I first noticed this when I did a checksum after finishing the perft estimates. Whenever I recomputed the perft with the same leaf node visits UCT generated I got better and closer estimates. So I decided to add a second sequence. My reasoning (a hunch actually) was that if you reuse your computation to determine proportions (weights) , the random number sequence will be corrupt and usually underestimates the real perft value. I have stopped splitting for now at least so that can't be an excuse. Anyway it is an interesting problem.

Michel
Posts: 1966
Joined: Sun Sep 28, 2008 11:50 pm

### Re: Summary of Monte Carlo results for perft(12) so far

if you reuse your computation to determine proportions (weights)
Well if you read my post you see that I think the problem is not actually the proportions or
weights but rather the reuse of other parts of the computation. If you keep things separate
and at the end combine the results by taking an average there should be no problem.
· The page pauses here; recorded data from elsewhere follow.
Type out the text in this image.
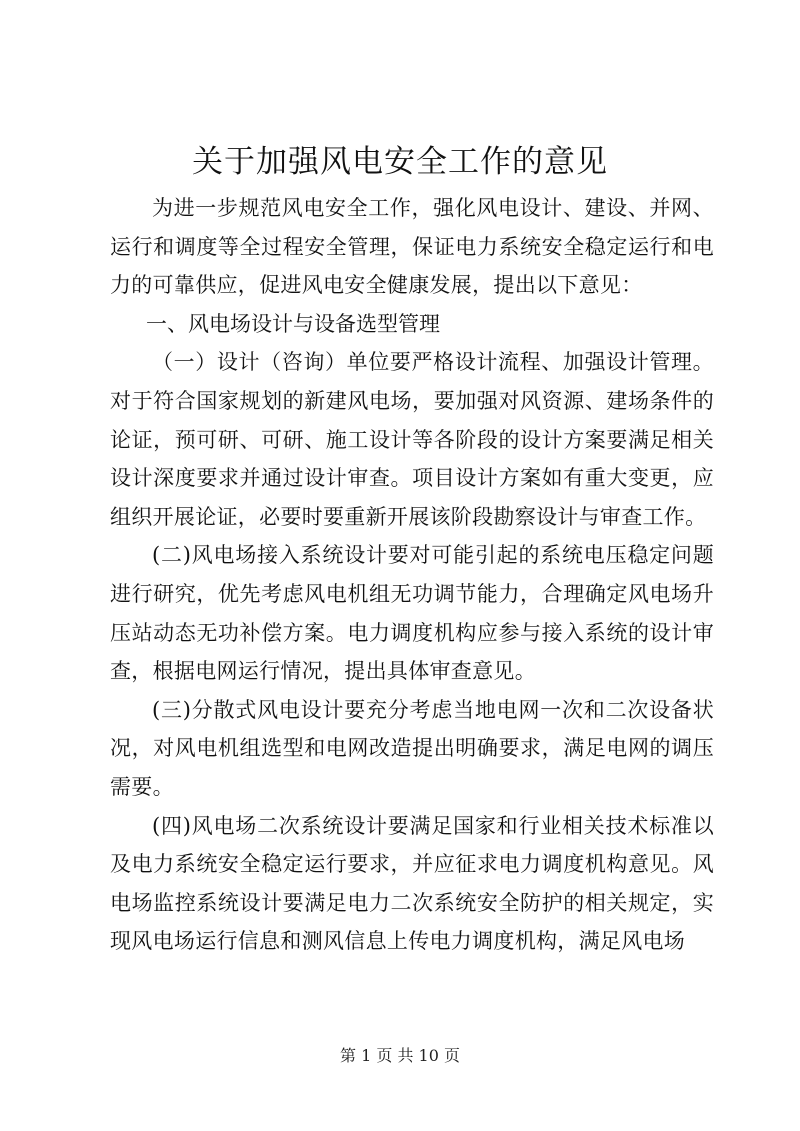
关于加强风电安全工作的意见

为进一步规范风电安全工作，强化风电设计、建设、并网、运行和调度等全过程安全管理，保证电力系统安全稳定运行和电力的可靠供应，促进风电安全健康发展，提出以下意见：

一、风电场设计与设备选型管理

（一）设计（咨询）单位要严格设计流程、加强设计管理。对于符合国家规划的新建风电场，要加强对风资源、建场条件的论证，预可研、可研、施工设计等各阶段的设计方案要满足相关设计深度要求并通过设计审查。项目设计方案如有重大变更，应组织开展论证，必要时要重新开展该阶段勘察设计与审查工作。

(二)风电场接入系统设计要对可能引起的系统电压稳定问题进行研究，优先考虑风电机组无功调节能力，合理确定风电场升压站动态无功补偿方案。电力调度机构应参与接入系统的设计审查，根据电网运行情况，提出具体审查意见。

(三)分散式风电设计要充分考虑当地电网一次和二次设备状况，对风电机组选型和电网改造提出明确要求，满足电网的调压需要。

(四)风电场二次系统设计要满足国家和行业相关技术标准以及电力系统安全稳定运行要求，并应征求电力调度机构意见。风电场监控系统设计要满足电力二次系统安全防护的相关规定，实现风电场运行信息和测风信息上传电力调度机构，满足风电场

第 1 页 共 10 页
If you don't trust the mathematics you can also argue as follows: Your proportions
and Peter's weights are similar in concept. Now we know experimentally that Peter2 is
unbiased (otherwise he would have quickly gotten high z values). So this means if you
replace weights by proportions the resulting estimator should be unbiased as well.

Daniel Shawul
Posts: 3510
Joined: Tue Mar 14, 2006 10:34 am
Location: Ethiopia
Contact:

### Re: Summary of Monte Carlo results for perft(12) so far

Here is a Daniel3 which slightly improved upon the previous method. I added a selective part after the full width so it is now:

Code: Select all

``````Tree growth upto K plies + Full width N plies &#40;currently 1&#41; + Selective M plies &#40;currently 1&#41; + Monte carlo
``````
The selective part is right now considering 2 random moves( instead of 1 as in monte carlo).

I did runs for 3 ply and 4 ply upto 500 mil move gen calls:

Code: Select all

``````3-ply&#58; 6.284980e+016 +- 7.337394e+012  6.292152e+016 +- 3.931730e+013 500232079 cost 1.64e17
4-ply&#58; 6.284581e+016 +- 5.480793e+012  6.272345e+016 +- 3.058148e+013 500916944 cost 1.23e17
``````
I think why it didn't work for HG was that he tries more than one move at deeper plies as well. For example
if we have a 40-move wide node at ply 8, it is most likely an exception than the marginal BF is 40. I am going to
try with a tapering from full width to random 2-moves, then MC.

Michel
Posts: 1966
Joined: Sun Sep 28, 2008 11:50 pm

### Re: Summary of Monte Carlo results for perft(12) so far

The selective part is right now considering 2 random moves
Do you force the two moves to be different? I think this is beneficial.